Angus Kidman14 January 2009, 4:00 PM
Palm’s new WebOS operating system and forthcoming Pre are drawing cautious enthusiasm, but there are still roadblocks to overcome if Palm is to become a major smartphone player.
It’s been more than a decade since Palm first introduced the original PalmPilot (pictured below), and it feels like even longer since Palm has been a relevant player in that field. Increased competition, internal financial woes and an increasing concentration on the US market have reduced its one-time dominance and left it looking like an also-ran.
In recent years, Palm has churned out a slow dribble of devices based on its creaky old Palm OS which, although having a well designed interface, is minimally internet enabled and prone to system-wide crashes, alongside a selection of Windows Mobile-based handsets.

One of the most widely anticipated events of CES 2009 was Palm’s announcement of its new operating system and mobile phone plans. While most of the relevant information leaked prior to the official press conference, Palm’s plans for a new handheld (the Pre) and a revised operating system (webOS) have still attracted plenty of attention amongst the CES crowd in Las Vegas.
So what’s new and exciting in this bundle of announcements? Not heaps on a hardware technology level, to be honest. Palm has eagerly jumped on the multi-touch wagon, promising the same multi-finger drag-and-drop options which the iPhone seems to have established as an interface norm. According to research by the Consumer Electronics Association, 75% of users would like to make use of a touch-screen interface – so this is a sensible commercial decision, but hardly a major innovation.

The official Palm spin is that wireless connectivity means that “webOS is the first mobile platform to automatically bring your information from the many places it resides – on your phone, at your work or on the web – into one simple, integrated view”. In practice, achieving that goal with any platform is hard, though all the major mobile OS vendors have had a crack at it.
Palm has used the name Synergy for this approach, which aims to blend contacts from multiple sources such as Outlook and Facebook, allowing you to update details in one place and have that information reflected elsewhere.
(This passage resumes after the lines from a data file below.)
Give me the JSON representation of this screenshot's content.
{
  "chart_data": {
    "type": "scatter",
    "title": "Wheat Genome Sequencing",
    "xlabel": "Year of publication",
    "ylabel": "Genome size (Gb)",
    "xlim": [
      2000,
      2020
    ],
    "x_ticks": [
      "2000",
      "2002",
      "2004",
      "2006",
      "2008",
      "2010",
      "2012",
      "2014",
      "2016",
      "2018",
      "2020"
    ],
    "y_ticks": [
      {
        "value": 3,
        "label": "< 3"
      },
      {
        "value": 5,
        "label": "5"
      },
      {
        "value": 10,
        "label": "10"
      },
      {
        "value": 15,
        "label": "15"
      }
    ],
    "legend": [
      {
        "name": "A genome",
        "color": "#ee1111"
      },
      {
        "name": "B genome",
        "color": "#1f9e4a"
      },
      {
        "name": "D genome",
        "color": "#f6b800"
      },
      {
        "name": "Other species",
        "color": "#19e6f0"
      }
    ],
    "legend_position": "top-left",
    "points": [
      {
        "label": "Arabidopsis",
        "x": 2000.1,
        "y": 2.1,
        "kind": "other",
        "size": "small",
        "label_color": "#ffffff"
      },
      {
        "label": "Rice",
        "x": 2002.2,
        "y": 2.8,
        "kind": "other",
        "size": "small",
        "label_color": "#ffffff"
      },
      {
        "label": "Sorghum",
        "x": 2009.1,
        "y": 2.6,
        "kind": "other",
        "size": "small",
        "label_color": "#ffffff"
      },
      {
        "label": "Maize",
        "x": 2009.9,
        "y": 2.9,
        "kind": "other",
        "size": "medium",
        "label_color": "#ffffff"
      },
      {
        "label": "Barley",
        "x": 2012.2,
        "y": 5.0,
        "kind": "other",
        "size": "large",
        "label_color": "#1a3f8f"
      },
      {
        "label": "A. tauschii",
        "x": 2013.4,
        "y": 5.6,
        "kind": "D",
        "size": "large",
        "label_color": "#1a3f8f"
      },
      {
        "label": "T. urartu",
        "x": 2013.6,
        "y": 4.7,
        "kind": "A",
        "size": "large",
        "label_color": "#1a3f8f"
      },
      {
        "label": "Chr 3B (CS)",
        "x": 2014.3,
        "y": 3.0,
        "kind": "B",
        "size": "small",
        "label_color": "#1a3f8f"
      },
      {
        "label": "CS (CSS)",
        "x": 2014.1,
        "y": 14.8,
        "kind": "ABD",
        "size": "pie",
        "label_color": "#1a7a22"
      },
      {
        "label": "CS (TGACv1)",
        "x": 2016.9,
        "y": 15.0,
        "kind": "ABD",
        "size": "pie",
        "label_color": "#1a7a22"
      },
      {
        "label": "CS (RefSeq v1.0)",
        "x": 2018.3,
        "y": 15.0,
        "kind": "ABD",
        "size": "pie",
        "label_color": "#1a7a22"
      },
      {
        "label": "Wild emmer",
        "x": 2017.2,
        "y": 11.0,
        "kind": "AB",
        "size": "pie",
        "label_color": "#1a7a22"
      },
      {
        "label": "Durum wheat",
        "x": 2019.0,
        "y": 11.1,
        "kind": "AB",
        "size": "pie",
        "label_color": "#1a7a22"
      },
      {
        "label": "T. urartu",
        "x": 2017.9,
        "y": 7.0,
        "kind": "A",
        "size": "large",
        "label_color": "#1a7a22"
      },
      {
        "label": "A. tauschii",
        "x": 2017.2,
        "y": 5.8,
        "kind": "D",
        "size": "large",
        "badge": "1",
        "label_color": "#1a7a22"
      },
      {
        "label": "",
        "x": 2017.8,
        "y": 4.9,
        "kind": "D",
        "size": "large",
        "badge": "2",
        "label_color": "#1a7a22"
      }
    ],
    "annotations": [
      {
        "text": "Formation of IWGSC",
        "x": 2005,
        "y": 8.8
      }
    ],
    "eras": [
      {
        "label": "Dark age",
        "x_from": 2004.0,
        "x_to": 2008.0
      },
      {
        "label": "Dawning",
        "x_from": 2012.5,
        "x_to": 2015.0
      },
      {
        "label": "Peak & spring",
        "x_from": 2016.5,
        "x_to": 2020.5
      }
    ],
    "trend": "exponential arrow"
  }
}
Calendar details can be sub-categorised (for work and family commitments) and seen separately or collectively, and again, you can integrate a work calendar from Outlook, a home calendar from Google Calendar and a social or birthdays calendar from Facebook.
Messages to a single contact will also be placed in a threaded view, combining (for instance), IM, text and email responses. I genuinely can’t decide if this would be a massively helpful improvement or a context-scrambling nuisance.
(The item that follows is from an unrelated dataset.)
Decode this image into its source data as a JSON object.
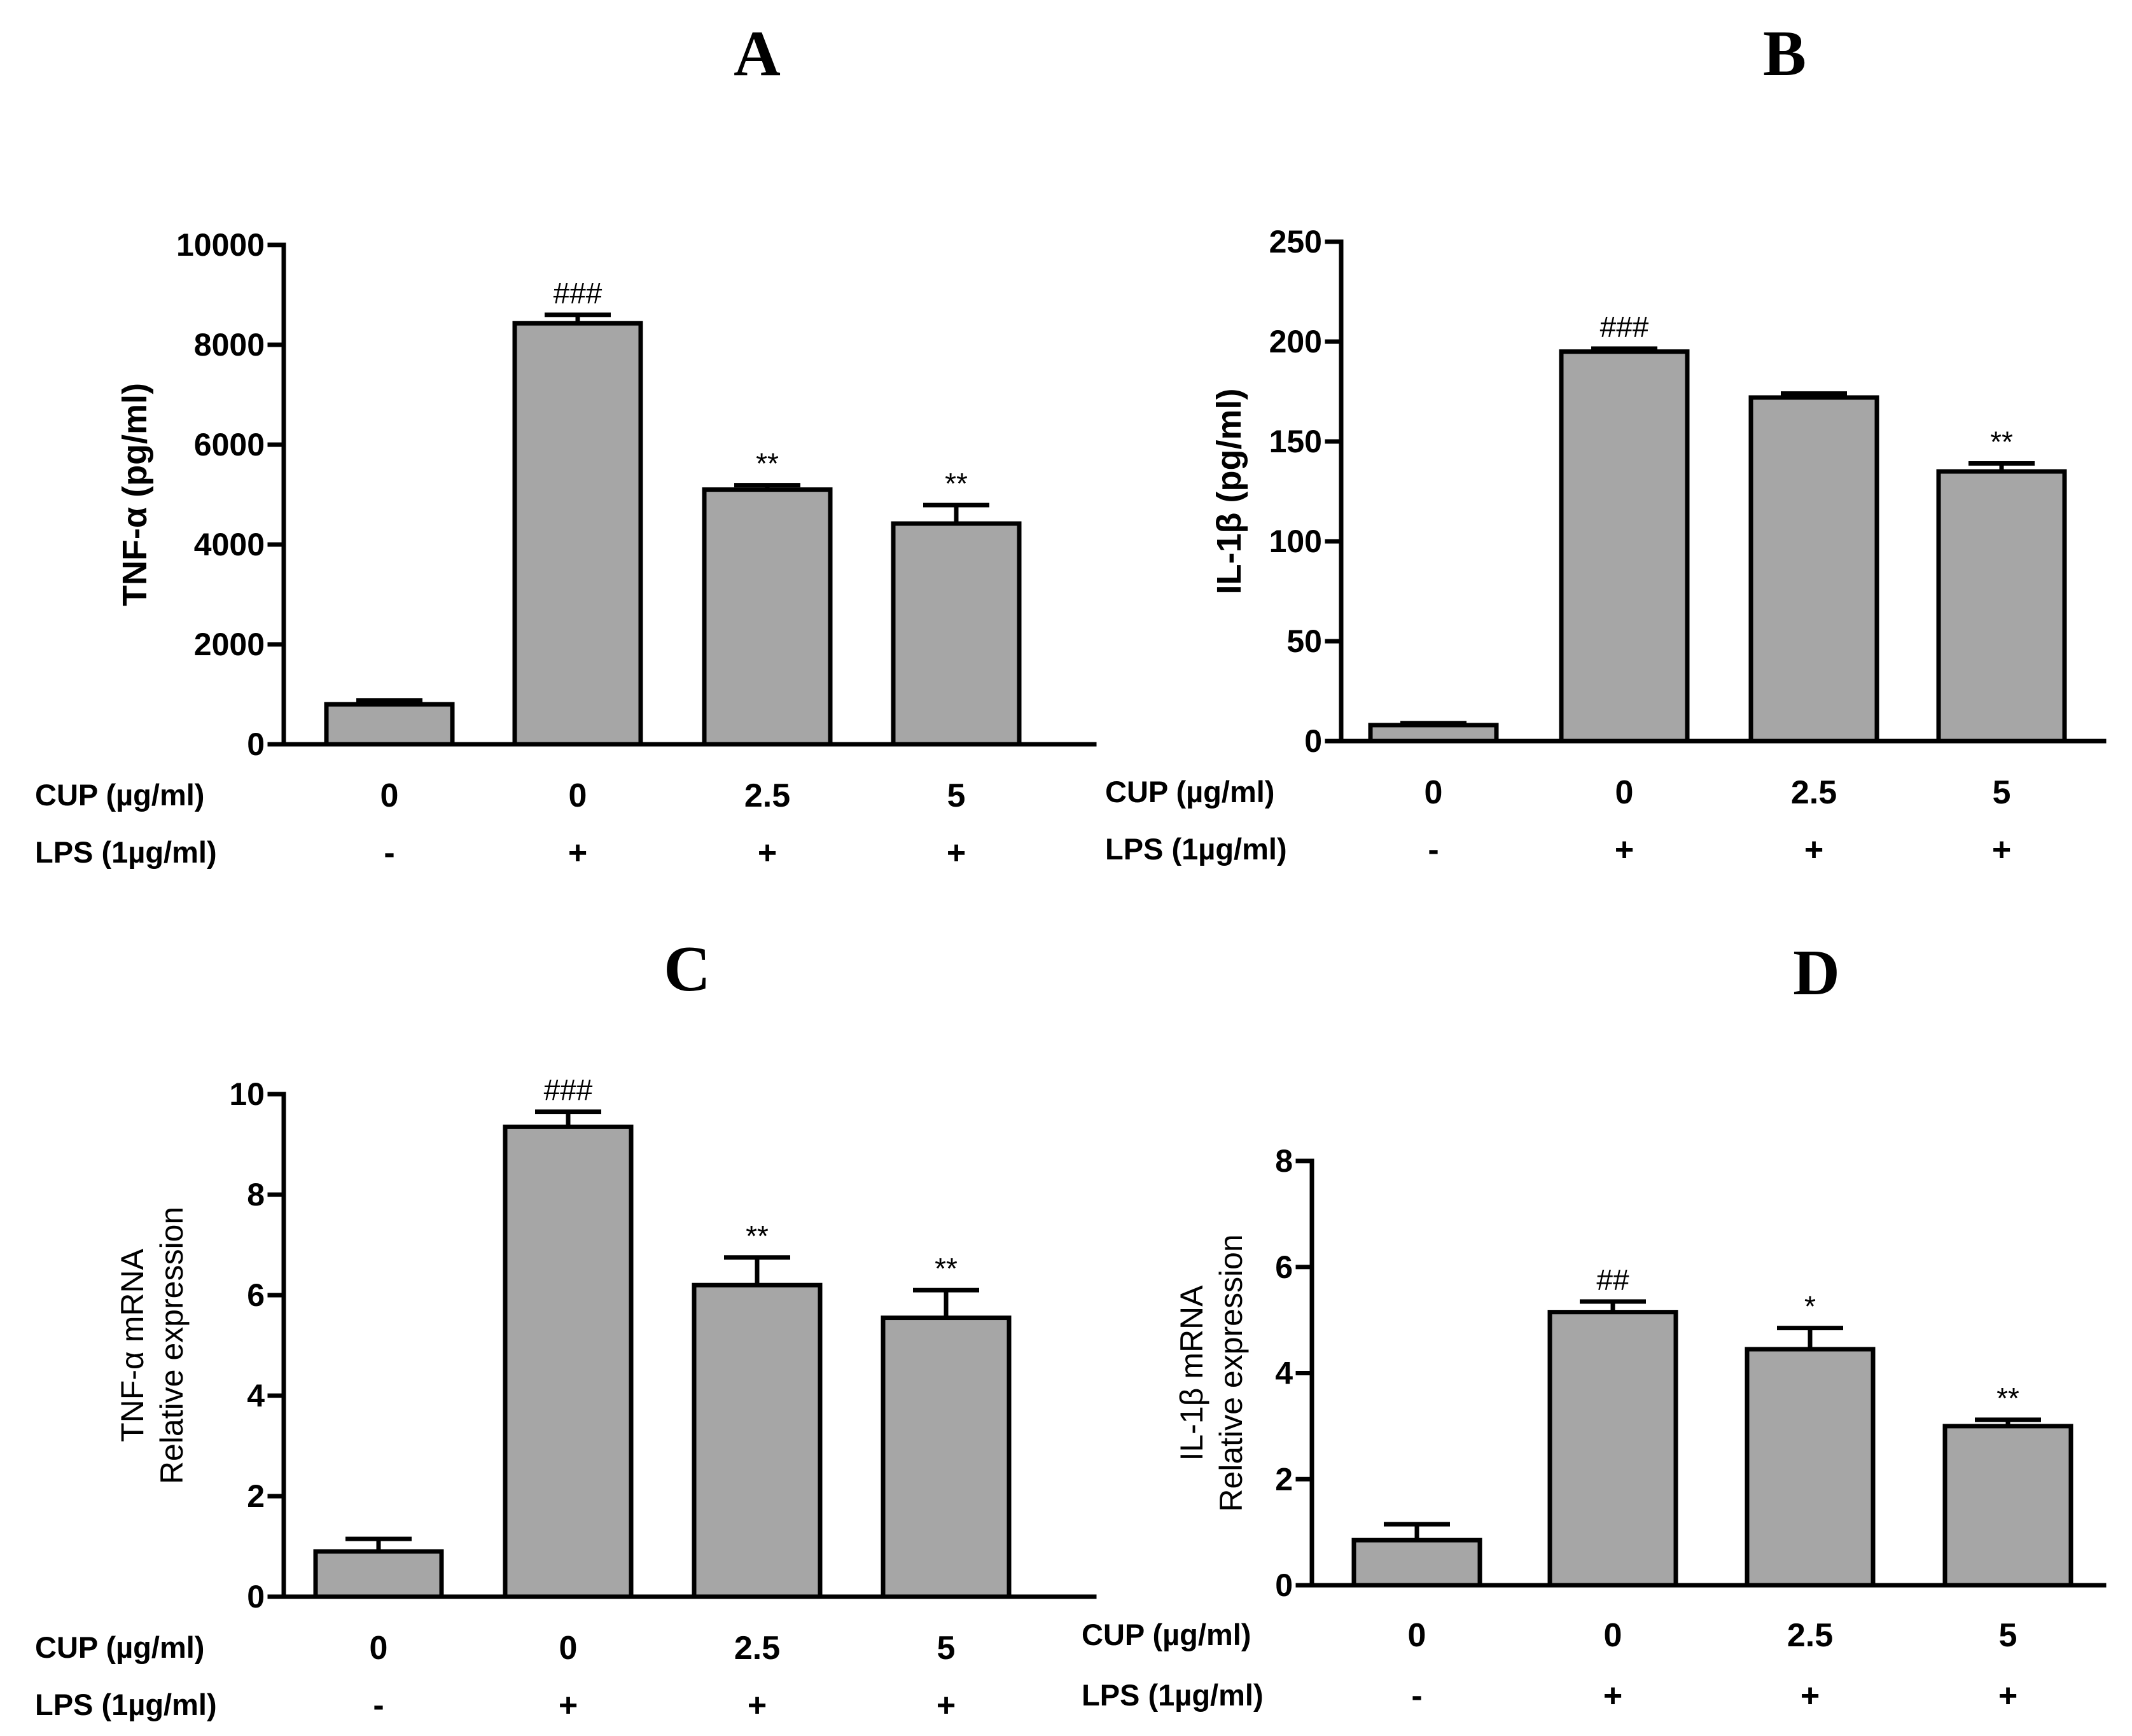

Palm has also pledged to make notifications of incoming messages and tasks less intrusive. Again, this is in line with prevailing fashions on both handhelds and computers (one of the major selling points for Windows 7 is reducing intrusiveness for notifications). There’s support for integration with Exchange, along with built-in mail and IM clients.
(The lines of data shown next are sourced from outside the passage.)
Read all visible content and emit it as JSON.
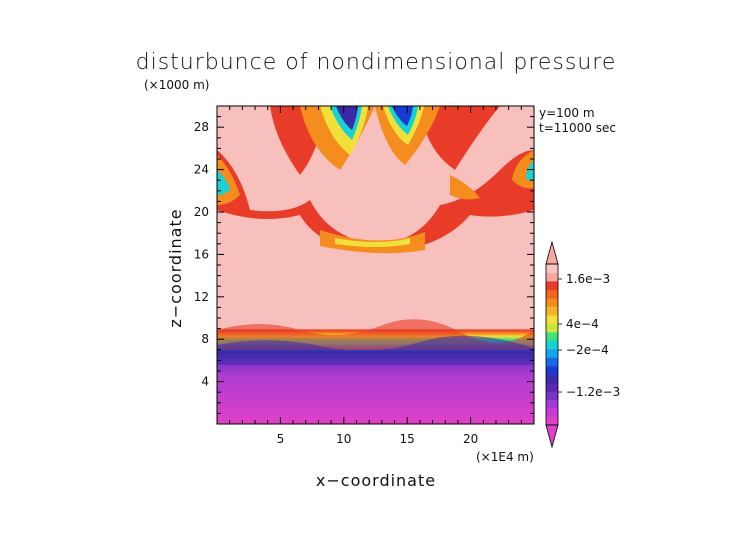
{
  "chart_data": {
    "type": "heatmap",
    "title": "disturbunce of nondimensional pressure",
    "y_unit": "(×1000 m)",
    "x_unit": "(×1E4 m)",
    "xlabel": "x−coordinate",
    "ylabel": "z−coordinate",
    "annotations": [
      "y=100  m",
      "t=11000 sec"
    ],
    "xlim": [
      0,
      25
    ],
    "ylim": [
      0,
      30
    ],
    "x_ticks": [
      5,
      10,
      15,
      20
    ],
    "y_ticks": [
      4,
      8,
      12,
      16,
      20,
      24,
      28
    ],
    "x_tick_labels": [
      "5",
      "10",
      "15",
      "20"
    ],
    "y_tick_labels": [
      "4",
      "8",
      "12",
      "16",
      "20",
      "24",
      "28"
    ],
    "colorbar": {
      "labels": [
        "1.6e−3",
        "4e−4",
        "−2e−4",
        "−1.2e−3"
      ],
      "colors": [
        "#e040c8",
        "#c83cd2",
        "#a03cd8",
        "#7a32c8",
        "#5a28b4",
        "#3a2aa8",
        "#1e3ad2",
        "#1a6ae8",
        "#14a6f0",
        "#16d2d2",
        "#3ee07a",
        "#c8e83a",
        "#f0e03a",
        "#f5b428",
        "#f58c1e",
        "#f0641e",
        "#e83c28",
        "#f8a8a0",
        "#f9c4c0"
      ]
    },
    "description_of_field": "Lower layer (0–7 km) strongly negative (magenta/purple); sharp gradient near 7–9.5 km through blue, cyan, green, yellow, orange, red; upper region 10–30 km mostly weakly positive (light pink) with stronger positive red/orange bands near 16–28 km and a few negative blue cells near the top around x≈11 and x≈15."
  }
}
The first webOS phone, the Pre, is similarly very much in line with current trends. While it supports the touch-screen interface, it also includes a pull-out QWERTY keyboard, which is good news for those of us who fancy writing more than a few characters at a time. Also on board: an accelerometer to do the expected screen reorientation, proximity sensors to switch off the touch screen when you’re making a call, a mini-USB connector, and built-in GPS.

Perhaps the most novel hardware aspect is a separate charger, the Touchstone (pictured below), which can wirelessly recharge the device whenever it is laid on top of it. Wireless charging has been a popular goal for power system manufacturers, but the Pre is the first mainstream phone to get that option out of the box. (Note, though, that the Touchstone charger is an optional accessory, and you'll also need the "Touchstone charging back" for the phone, which is another separate optional accessory -- so the wireless charging kit is unlikely to be cheap.)

Despite all those changes. Palm has a long way to go if it wants to recapture a meaningful share of the market. According to Gartner, it had just 2.1% of the worldwide smartphone OS market in the third quarter of 2008. Market leader Symbian had 49.8%, followed by BlackBerry, Mac OS X (via the iPhone), Windows Mobile and Linux. All those competitors also offer touch-screen options and most are available from multiple carriers, an advantage Palm doesn’t currently enjoy.
Rollout details are also painfully sketchy. Palm has said the phone will be available in the first half of 2009 for US customers via Sprint, but hasn’t disclosed what costs will be involved. A non-locked UMTS version for worldwide use is also promised, but details on that front are even hazier and there are some potential problems. For instance, Palm has promised that applications on the phone will be constantly connected to the Web, which sounds like an expensive proposition in markets like Australia where all-you-can-eat data plans are not the norm.